Mais ces deux interprétations musulmanes et chrétiennes qui prétendent être libératrices pour les croyants LGBTIQ contiennent une lacune troublante: elles ne tiennent pas suffisamment compte du traitement des femmes dans l’histoire. Les deux versions biblique et coranique de L’histoire ont Lot offrant ses propres filles à la foule, et les deux versions racontent que la femme de Lot (ou une vieille femme) a été détruite à la fin avec le peuple méchant de Sodome., Pour Kugle, la destruction de la femme de Lot est une autre indication que le péché du peuple ne pouvait pas être l’homosexualité masculine mais plutôt une immoralité plus large, « le réseau d’idolâtrie et d’exploitation qui caractérisait la population de la ville, y compris les femmes et les enfants” (Kugle, 55). Et l’offre de Lot de ses filles à la foule qu’il interprète comme une comparaison sarcastique; C’est-à-dire que Lot n’était pas sérieux au sujet de l’offre, mais visait à choquer les habitants de la ville dans la réalisation que leur violation prévue de ses invités était aussi mauvaise que, sinon pire, qu’une violation de ses filles.,
étant donné le substrat patriarcal du Coran et de la Bible – les deux écritures s’adressent majoritairement aux hommes (bien que le Coran s’adresse uniquement aux femmes dans des endroits spécifiques) – ces explications ne sont pas entièrement convaincantes. Si l « histoire de Lot n » aborde pas la question moderne de la moralité des actes homosexuels consensuels, elle ne correspond pas non plus à la vision moderne des actes hétérosexuels consensuels., Le consentement est un privilège masculin dans les contextes anciens d’où proviennent ces histoires scripturaires, et les femmes ont été conceptualisées comme des sujets dépendants des hommes plutôt que comme des agents indépendants. Ainsi Lot est en mesure d’offrir ses filles sans aucune indication que leur consentement comptait., Comme l’érudit musulman Kecia Ali commente la condamnation par le Coran des actions des habitants de Lot:
l’argument selon lequel le Coran s’oppose non pas parce que les hommes en question cherchaient une intimité homosexuelle, mais plutôt parce qu’ils voulaient une violation non consensuelle repose sur une hypothèse selon laquelle le consentement Cependant, ailleurs dans le texte coranique, comme pour les femmes captives (« ce que possèdent vos mains droites »), le consentement n’est pas toujours pertinent pour la formation de relations sexuelles licites (83).,
La femme de Lot est détruite avec les habitants de la ville; son identité, ainsi que celle des autres femmes et enfants de la ville – c’est-à – dire les personnages masculins dépendants Non adultes (qu’elle peut représenter sur le plan littéraire) – est submergée par les actions des hommes adultes qui menacent les invités de Lot.
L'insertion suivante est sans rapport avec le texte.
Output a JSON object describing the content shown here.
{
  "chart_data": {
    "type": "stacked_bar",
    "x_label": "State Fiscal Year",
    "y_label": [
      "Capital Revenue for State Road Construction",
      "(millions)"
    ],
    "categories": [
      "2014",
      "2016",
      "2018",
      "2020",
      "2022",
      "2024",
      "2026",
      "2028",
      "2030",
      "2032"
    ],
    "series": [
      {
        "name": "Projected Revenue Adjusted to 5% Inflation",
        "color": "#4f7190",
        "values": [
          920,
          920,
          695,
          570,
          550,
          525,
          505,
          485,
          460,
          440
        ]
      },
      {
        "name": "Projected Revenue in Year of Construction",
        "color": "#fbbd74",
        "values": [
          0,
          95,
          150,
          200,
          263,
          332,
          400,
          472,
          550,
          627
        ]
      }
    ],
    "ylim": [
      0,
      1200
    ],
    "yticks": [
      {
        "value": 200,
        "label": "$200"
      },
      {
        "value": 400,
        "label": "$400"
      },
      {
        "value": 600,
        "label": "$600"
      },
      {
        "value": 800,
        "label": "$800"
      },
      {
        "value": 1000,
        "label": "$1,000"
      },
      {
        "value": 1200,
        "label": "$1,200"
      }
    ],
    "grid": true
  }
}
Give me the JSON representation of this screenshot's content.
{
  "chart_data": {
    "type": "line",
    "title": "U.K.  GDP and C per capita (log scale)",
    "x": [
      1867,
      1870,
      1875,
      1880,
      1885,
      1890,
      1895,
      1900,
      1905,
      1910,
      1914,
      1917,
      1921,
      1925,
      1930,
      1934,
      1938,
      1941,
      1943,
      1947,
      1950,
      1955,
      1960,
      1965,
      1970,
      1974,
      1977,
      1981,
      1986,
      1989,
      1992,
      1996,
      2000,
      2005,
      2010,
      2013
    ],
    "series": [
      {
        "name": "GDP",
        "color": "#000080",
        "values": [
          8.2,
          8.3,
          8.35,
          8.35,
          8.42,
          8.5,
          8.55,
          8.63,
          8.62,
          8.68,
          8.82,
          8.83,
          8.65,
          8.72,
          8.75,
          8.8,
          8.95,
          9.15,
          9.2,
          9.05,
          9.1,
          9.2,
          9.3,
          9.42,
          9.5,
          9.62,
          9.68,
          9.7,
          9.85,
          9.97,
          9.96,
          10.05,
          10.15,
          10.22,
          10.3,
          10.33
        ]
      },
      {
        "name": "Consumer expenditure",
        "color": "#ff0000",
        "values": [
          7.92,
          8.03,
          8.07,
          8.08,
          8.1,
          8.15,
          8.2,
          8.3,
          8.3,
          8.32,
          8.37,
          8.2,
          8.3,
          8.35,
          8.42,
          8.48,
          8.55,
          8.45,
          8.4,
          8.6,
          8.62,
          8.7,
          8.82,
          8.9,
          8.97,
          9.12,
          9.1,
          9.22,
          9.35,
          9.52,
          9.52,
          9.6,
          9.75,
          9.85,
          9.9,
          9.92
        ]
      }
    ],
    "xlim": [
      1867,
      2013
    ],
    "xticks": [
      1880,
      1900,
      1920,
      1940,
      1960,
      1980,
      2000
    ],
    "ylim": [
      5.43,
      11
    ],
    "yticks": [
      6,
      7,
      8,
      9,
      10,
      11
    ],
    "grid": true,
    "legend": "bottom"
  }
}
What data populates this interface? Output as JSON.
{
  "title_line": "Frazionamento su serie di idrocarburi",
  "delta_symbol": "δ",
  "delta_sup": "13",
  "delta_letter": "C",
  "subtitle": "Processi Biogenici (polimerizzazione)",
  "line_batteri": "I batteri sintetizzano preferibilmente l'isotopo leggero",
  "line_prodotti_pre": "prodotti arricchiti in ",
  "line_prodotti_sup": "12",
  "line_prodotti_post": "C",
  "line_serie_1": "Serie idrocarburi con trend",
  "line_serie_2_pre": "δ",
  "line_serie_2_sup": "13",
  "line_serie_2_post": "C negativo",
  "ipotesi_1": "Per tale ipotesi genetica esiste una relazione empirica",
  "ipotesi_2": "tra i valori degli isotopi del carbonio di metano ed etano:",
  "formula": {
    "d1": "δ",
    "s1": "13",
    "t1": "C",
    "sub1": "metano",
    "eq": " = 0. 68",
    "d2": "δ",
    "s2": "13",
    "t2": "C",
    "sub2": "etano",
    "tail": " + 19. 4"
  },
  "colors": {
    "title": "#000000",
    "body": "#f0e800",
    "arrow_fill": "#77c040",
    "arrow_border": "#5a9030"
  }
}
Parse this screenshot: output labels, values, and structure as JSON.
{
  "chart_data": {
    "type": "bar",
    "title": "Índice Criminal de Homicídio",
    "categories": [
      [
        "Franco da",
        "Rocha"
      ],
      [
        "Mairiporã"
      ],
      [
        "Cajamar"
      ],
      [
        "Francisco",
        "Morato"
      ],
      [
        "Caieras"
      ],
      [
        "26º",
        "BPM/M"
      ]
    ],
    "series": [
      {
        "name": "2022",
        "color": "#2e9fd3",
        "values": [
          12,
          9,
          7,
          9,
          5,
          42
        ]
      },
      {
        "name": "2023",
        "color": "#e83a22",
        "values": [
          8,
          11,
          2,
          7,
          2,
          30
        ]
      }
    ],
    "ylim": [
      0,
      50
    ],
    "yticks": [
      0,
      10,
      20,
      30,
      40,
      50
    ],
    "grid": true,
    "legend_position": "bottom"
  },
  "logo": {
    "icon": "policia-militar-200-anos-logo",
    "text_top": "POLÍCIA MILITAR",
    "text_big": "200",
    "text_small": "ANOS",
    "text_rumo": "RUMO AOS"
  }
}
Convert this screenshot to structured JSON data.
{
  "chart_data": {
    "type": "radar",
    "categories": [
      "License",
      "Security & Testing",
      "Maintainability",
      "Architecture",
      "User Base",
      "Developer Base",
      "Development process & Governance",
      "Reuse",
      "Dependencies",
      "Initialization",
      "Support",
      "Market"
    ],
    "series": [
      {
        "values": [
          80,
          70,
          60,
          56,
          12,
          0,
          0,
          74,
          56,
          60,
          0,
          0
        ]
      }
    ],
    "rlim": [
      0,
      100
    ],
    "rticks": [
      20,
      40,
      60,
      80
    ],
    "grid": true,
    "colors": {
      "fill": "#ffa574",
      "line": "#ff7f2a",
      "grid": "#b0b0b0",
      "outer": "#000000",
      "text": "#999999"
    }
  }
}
Sa voix, ainsi que celle de ses filles et celle des autres femmes et enfants de la ville, reste inconnue dans la lecture non hétéronormative de l’histoire rapportée dans cet article., Comme le remarque L’érudite musulmane Amina Wadud, le danger d’une lecture non hétéronormative est qu’elle « remet en question le privilège hétérosexuel patriarcal tout en remettant en cause le privilège de la sexualité masculine” (271). Si le sort des femmes de Sodome, en raison du comportement des hommes, est le « dommage collatéral” dans la guerre contre l’homosexualité dans les lectures hétéronormatives de l’histoire (Toensing), il est troublant que leur sort semble également être le « dommage collatéral” dans la guerre contre l’hétéronormativité dans les interprétations favorables aux LGBTIQ (Shannahan, 679).,
Il me semble que les musulmans, les chrétiens et les Juifs ont beaucoup à faire ensemble pour améliorer les interprétations non hétéronormatives de textes scripturaires tels que L’histoire de Lot au service d’une théologie de la libération pour les croyants LGBTIQ, de sorte que ces interprétations ne finissent pas par réinscrire le privilège masculin.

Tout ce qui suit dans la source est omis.